Haven’t heard of them? If so, I don’t blame you, but I’d be shocked — they’ve shown up all over my TikTok feed to the point that the second I open up the app, I’m immediately met with Yoshi Bender’s dulcet tones and tweenage grin. For context, the Miami Boys Choir (MBC) is a boys choir that specializes in Orthodox Jewish pop music, and for some reason, this grainy 2007 performance of “Yerushalayim” from Psalms 125:2 has established its own niche in the TikTok-sphere, with over 8 million views to its name.
Users young and old have deemed the four boys who sing in the TikTok clip as microcelebrities, to the point where the now-adult David Herskowitz (the third soloist, who is often ranked as the top singer in these videos) has accrued over 61,000 followers in just under two weeks. His first TikTok, posted on Aug. 19, has over 750,000 views, and that’s not even his highest-trending video; an updated version of him singing “Yerushalayim” boasts 4.1 million views. For lack of a more kosher exclamation: Jesus Christ.
To top all that off, it seems as if this trending boy group was made for me, as it hits on my other niche as a biracial Jewish second-generation Korean-American: K-Pop stan culture. People are claiming biases — I honestly would stan Binyomin, sue me — and recreating the choreography and engaging with the artists in what I can accurately refer to as quote-unquote “fan behavior.” They’ve even got an acronym like BTS or TVXQ! One commenter on the original MBC video referred to the genre of music as “K-Pop (kosher pop),” and I haven’t stopped laughing at the randomness of this phenomenon in public whenever I think about it a little too hard. Apologies to my professors: it’s not you, it’s the Miami Boys Choir fandom.

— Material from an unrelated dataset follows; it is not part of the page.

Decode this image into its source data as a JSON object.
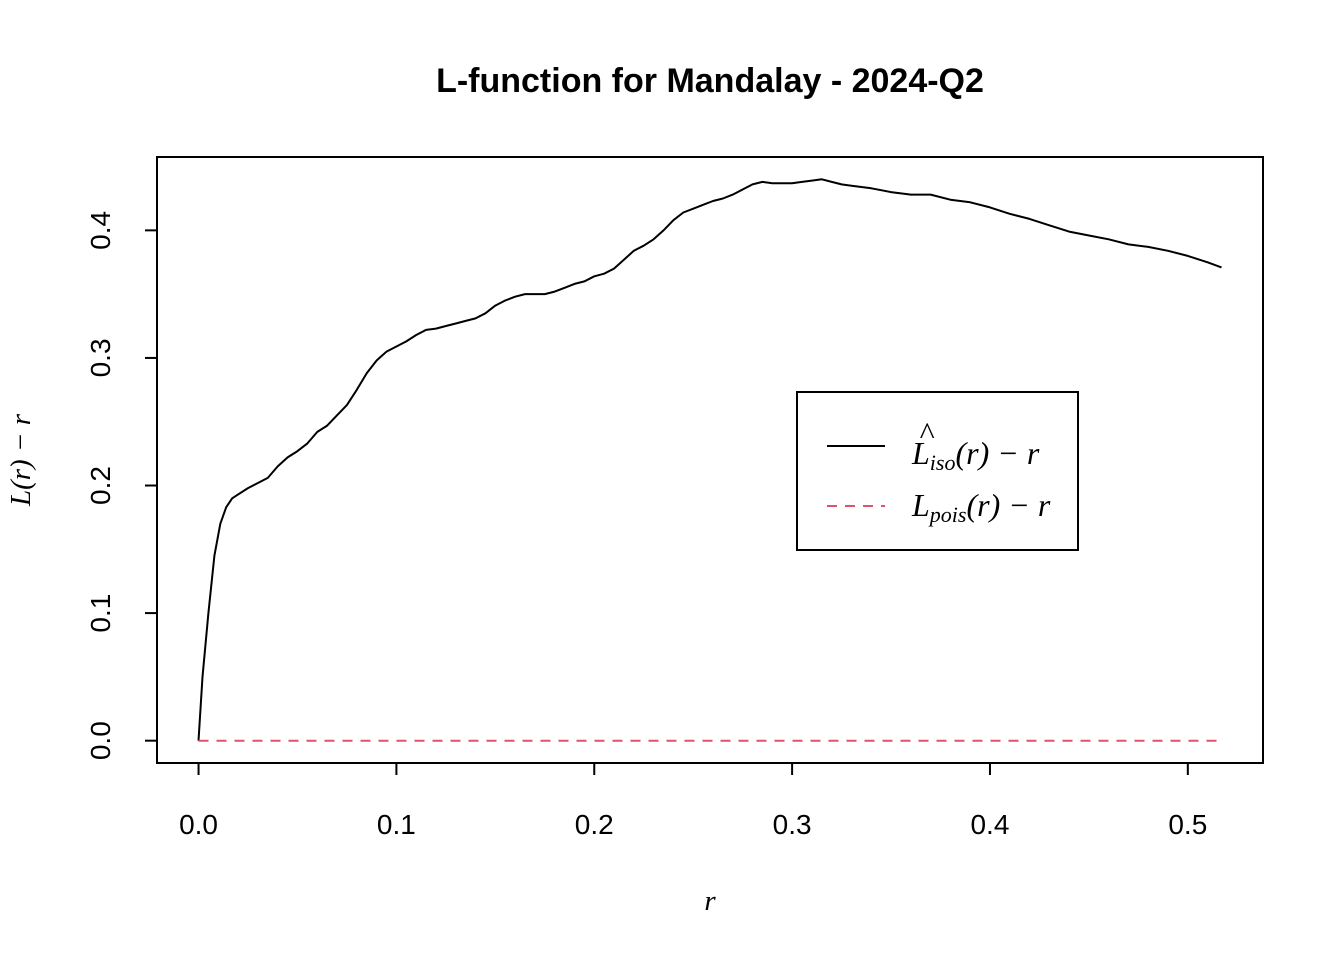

In classic reform Jewish fashion, I initially stayed on the outskirts of this trend: enjoying it from afar and appreciating its uplifting of my culture, but definitely not completely understanding it. After all, I chanted for my bat mitzvah! What’s the hype? However, I’m totally into it now. I’m ready to make photocards and learn a fanchant. There’s something that is just so compelling about kitschy-campy unabashedly passionate performances like these that makes the rise of MBC and similarly popular trends like Corn Kid make complete sense — especially in this dreary, pessimistic, semi-post-COVID time.
While I may seem like an Israel anti to some, these boys creating harmony through harmony with their love of their ancestral home, their faith, and each other really made me want to engage with their content and revisit my own connection to my religion. Herskowitz said it best in this NBC interview: “There’s so much hate out there and so much negativity and so much difference in the world, and seeing people unite and love something that is positive and pro-Israel and pro-Judaism, I think that was just so nice, and that really blew me away.”
In summation? Miami Boys Choir slayed boots.